Here is an inspiring and truly heart-warming story that captures the resilience of the human spirit and the power of human imagination. Eşref Armağan is a Turkish painter, who, in spite of the challenge of being blind from birth, has produced realistic and beautiful images of a world he has never seen. Most people with the gift of sight who see the world around them daily can hardly produce the images Eşref produces.

There are many insights that Eşref’s exceptional abilities provide us. Physiologists say that it demonstrates for the first time that a blind person can develop on his or her own pictorial skills the equal of most depiction by the sighted. For me, Eşref vindicates my belief in the power of questioning. As a former teacher once told me, there are only two kinds of people that are incapable of learning – the arrogant and the shy- those who either will not or cannot ask questions.

Eşref Armağan’s story is a reminder that we must never cease to question – our beliefs, our convictions, our prejudices, our fears, our teachers, our leaders and our world. For those of us privileged to be teachers and educators, it is a reminder that we must never tire of providing answers and guidiance to those who question in the search for knowledge.

Below is a tribute to the artist and a link to Eşref Armağan’s Website.


Making the impossible possible

A painter blind from birth shows us there’s many ways to learn, but are you asking enough questions?

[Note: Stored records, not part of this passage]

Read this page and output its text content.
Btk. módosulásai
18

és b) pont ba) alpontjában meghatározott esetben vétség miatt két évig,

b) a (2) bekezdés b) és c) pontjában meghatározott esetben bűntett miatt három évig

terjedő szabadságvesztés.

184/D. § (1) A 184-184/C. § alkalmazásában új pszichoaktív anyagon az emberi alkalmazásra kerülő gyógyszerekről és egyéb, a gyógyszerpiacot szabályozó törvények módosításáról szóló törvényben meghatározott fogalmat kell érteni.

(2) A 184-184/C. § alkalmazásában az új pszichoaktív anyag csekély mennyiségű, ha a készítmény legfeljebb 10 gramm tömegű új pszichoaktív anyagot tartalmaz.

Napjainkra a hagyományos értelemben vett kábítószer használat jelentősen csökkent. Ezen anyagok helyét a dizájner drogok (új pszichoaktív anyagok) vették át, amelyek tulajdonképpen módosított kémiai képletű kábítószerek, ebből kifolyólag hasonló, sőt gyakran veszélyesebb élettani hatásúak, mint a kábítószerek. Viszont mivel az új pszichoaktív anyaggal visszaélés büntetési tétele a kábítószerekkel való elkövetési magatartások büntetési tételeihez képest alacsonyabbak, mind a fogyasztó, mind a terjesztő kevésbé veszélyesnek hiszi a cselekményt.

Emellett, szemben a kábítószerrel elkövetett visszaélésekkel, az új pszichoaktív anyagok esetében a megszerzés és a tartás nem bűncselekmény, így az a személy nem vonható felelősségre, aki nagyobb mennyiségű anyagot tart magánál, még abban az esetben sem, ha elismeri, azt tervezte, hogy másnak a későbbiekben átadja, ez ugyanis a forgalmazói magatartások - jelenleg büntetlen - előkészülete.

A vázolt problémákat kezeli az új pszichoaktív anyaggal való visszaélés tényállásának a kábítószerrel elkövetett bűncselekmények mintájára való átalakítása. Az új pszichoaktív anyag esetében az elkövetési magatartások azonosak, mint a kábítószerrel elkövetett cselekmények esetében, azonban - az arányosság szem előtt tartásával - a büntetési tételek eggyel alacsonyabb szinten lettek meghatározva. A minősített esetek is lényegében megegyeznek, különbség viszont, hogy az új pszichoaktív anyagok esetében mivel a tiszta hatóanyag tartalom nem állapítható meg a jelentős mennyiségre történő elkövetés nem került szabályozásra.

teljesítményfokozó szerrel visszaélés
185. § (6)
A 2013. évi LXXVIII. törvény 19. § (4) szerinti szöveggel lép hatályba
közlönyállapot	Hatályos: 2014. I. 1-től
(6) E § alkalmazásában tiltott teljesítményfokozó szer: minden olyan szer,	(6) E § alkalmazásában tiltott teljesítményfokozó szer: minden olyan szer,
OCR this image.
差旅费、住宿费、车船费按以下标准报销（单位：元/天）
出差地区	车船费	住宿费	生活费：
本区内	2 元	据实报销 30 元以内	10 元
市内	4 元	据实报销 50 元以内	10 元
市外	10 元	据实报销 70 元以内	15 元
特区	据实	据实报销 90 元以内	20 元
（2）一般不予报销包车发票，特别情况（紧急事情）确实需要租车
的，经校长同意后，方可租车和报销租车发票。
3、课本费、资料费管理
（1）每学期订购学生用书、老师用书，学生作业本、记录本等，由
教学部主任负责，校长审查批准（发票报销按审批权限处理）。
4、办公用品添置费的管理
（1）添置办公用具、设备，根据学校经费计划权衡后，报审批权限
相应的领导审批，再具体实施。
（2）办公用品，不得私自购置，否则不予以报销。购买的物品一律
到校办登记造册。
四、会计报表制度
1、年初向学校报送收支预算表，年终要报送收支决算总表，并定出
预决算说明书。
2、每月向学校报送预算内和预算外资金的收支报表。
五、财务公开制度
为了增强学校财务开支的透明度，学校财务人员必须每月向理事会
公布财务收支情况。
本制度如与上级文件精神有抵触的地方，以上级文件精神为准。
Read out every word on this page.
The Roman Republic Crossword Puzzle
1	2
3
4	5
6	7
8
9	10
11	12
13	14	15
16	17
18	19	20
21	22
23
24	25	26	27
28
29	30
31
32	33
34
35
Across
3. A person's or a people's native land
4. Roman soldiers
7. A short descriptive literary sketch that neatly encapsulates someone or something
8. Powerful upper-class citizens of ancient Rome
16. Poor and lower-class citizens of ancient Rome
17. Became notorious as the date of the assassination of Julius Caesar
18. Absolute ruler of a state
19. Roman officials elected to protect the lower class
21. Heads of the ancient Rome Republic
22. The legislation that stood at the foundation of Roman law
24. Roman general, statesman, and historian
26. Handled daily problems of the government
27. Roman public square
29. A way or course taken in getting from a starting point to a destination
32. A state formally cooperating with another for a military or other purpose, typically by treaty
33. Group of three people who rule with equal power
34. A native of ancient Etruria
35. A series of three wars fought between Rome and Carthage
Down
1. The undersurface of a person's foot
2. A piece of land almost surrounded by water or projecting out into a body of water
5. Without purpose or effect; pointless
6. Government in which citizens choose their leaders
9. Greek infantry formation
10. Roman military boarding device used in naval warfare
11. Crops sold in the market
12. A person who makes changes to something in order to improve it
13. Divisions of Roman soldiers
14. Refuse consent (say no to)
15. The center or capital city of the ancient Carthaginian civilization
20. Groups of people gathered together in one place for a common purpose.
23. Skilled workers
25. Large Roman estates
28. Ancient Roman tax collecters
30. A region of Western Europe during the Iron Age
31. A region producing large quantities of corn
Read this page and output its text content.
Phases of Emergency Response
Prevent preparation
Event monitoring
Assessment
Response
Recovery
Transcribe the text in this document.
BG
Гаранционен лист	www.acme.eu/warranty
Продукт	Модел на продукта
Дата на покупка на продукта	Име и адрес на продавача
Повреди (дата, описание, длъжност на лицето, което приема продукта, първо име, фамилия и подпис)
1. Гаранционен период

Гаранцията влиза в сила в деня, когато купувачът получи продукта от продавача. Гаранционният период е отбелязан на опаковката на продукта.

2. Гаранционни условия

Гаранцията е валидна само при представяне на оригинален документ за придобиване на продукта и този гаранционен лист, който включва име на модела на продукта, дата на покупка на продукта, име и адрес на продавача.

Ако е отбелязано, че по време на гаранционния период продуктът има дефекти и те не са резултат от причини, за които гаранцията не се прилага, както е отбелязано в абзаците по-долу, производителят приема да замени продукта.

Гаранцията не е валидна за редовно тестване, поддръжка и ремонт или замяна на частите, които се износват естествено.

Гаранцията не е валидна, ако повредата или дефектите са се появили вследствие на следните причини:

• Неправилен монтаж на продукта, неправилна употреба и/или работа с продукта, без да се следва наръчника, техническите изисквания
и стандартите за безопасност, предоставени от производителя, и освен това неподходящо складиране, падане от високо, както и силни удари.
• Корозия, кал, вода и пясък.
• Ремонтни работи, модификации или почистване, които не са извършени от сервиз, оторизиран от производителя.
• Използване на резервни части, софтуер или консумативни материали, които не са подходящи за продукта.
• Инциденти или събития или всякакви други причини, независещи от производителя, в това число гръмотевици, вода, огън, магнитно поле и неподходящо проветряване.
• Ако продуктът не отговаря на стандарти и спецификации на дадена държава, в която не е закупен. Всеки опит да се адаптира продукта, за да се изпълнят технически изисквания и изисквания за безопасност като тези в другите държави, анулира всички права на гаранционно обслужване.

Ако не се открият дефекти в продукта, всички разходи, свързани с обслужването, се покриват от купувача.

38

There are many different ways to learn and make sense of the world around us, says Jorrit van der Togt, VP Learning and Organisational Effectiveness in Projects & Technology (Shell). The trick is to keep asking questions and not to stop until you’ve found all the answers.

I recently went to a presentation by Eşref Armağan, a Turkish painter who’s been blind from birth.

Blind? Painter? Surely, that’s some kind of trick? Not a bit of it. My initial scepticism turned to awe in just under five minutes when I saw him at work in front of 500 people.

You see, Eşref has a special gift. Through stubborn persistence and a unique genius, he’s learned to trace lines with one hand and paint with the other – both at the same time.

This ability – crafted through endless questioning and feedback – has won him widespread recognition and exhibitions in Turkey, New York, Shanghai, Italy, Rotterdam and the Czech Republic.

What struck me most was that Eşref started, like you and me, with an intriguing question and an insatiable curiosity to make sense of the world around him.

We all embark on learning and development programmes to ensure we have the right skills for the business to deliver on its plan and benefit our customer base. This model differs from individual to individual. As Eşref’s story proves, there are many ways to learn and – even if we are weak in one particular area – there are plenty of other ways to make a connection….

Learning should be innovative and fun. We use many modern learning techniques. Classroom work is about putting knowledge into practice, not just listening to presentations.

We aim to get our people skilled up as fast as we can. Still, it’s their engagement, their questions and their curiosity that will truly bring each class to life and help create that value.

In fact, together we can make things happen tomorrow which everyone thinks are impossible today!